Cowart reculó, escrutando la cocina con los ojos desorbitados.
Habían forzado la puerta, sólo asegurada por una cadena, que daba al patio trasero. La cadenita colgaba inútilmente de la vieja madera astillada. Sus ojos se posaron de nuevo sobre la pareja de ancianos. La mujer tenía los fláccidos pechos salpicados de sangre reseca. Cowart retrocedió un paso y luego otro, para acabar dando media vuelta y precipitarse hacia la puerta de la calle. Respiró hondo, con las manos apoyadas en las rodillas, y vio que el cartero regresaba del otro lado de la calle. Sintió un mareo creciente y se sentó torpemente en la entrada.
A medida que se acercaba presuroso, el cartero gritó:
– ¿Están ahí dentro?
Cowart asintió con la cabeza.
– ¡Dios! -dijo el hombre-. ¿Es grave?
Cowart asintió por segunda vez.
– La policía está de camino.
– Alguien los ha asesinado -dijo Cowart en voz baja.

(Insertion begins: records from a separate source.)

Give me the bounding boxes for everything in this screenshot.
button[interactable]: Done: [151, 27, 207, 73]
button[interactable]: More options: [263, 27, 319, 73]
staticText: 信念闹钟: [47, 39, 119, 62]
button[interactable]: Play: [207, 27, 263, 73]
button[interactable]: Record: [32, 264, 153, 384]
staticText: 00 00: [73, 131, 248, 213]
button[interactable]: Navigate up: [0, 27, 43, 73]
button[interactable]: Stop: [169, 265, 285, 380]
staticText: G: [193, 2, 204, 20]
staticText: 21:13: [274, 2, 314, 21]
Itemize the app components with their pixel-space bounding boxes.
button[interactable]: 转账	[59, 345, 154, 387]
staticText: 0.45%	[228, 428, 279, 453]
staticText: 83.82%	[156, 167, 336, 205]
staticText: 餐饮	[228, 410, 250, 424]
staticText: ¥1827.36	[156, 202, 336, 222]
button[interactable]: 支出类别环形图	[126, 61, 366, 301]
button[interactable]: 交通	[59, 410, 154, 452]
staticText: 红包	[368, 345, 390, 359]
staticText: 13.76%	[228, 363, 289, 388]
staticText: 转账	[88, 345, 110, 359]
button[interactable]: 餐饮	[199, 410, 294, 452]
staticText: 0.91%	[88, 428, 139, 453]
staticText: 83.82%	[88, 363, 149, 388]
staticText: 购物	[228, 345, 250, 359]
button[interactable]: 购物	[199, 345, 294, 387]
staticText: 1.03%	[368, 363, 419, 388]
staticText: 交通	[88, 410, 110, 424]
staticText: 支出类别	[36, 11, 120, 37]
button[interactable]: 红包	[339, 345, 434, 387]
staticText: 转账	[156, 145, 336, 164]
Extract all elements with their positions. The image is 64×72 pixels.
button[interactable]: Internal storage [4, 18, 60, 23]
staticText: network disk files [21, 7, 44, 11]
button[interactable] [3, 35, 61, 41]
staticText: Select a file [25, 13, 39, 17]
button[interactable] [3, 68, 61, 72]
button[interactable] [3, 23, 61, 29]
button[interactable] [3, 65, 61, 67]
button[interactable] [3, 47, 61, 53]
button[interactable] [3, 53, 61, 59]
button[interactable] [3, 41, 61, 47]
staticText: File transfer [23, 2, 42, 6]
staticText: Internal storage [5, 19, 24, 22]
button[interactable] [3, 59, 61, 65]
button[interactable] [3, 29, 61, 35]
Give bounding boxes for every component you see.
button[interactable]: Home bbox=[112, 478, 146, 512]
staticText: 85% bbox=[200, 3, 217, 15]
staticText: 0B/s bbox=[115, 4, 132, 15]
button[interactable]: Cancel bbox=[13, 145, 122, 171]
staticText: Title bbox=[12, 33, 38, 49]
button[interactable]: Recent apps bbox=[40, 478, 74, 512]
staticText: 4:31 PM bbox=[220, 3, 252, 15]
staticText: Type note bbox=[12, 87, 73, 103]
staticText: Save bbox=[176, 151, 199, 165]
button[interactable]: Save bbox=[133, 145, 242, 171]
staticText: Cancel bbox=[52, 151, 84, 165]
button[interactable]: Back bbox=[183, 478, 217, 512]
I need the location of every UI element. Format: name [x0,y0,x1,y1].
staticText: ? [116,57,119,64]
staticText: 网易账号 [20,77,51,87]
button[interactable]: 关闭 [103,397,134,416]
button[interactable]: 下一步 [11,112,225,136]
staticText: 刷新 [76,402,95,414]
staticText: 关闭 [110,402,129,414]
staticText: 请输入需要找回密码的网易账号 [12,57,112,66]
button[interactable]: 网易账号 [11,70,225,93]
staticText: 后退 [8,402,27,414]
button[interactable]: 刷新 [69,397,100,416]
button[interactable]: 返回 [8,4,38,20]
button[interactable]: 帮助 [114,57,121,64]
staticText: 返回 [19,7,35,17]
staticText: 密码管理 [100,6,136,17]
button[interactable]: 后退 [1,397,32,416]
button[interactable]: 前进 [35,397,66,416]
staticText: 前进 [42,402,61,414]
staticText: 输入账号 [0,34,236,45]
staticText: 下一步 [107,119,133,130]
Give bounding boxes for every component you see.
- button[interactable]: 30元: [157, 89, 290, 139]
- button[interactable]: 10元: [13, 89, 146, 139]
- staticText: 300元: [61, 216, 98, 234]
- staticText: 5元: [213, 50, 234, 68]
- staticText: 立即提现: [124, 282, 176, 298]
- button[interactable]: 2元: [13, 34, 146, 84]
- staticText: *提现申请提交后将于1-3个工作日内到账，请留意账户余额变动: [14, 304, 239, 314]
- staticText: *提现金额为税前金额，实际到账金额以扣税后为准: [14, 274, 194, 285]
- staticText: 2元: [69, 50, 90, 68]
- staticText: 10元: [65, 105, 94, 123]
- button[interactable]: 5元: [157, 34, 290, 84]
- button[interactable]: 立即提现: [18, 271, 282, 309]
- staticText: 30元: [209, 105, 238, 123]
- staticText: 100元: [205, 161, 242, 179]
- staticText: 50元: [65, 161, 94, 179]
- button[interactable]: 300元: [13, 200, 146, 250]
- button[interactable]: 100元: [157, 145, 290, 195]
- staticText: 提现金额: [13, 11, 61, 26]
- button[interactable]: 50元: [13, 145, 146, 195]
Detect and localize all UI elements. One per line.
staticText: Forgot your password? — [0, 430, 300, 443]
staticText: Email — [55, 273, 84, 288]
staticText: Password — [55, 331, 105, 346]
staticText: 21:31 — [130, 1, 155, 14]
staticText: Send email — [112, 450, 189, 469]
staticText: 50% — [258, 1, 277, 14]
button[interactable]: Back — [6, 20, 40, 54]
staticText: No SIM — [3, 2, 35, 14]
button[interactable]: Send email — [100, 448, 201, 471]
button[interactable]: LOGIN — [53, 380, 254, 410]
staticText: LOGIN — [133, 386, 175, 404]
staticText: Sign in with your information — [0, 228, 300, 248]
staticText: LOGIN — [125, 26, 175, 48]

– ¿Asesinado? ¡Pero qué dice!
Cowart volvió a asentir.
– ¡Dios! -repitió el cartero-. ¿Por qué?
Cowart sólo meneó la cabeza. Pero en su fuero interno los pensamientos se le acumulaban. «Sé por qué -pensó-. Sé quiénes son y por qué murieron.» Eran las personas a las que Sullivan siempre había querido matar. Y al final lo había conseguido. Se había colado entre los barrotes, había dejado atrás las verjas y las vallas, los muros de la prisión y la alambrada, tal como había prometido.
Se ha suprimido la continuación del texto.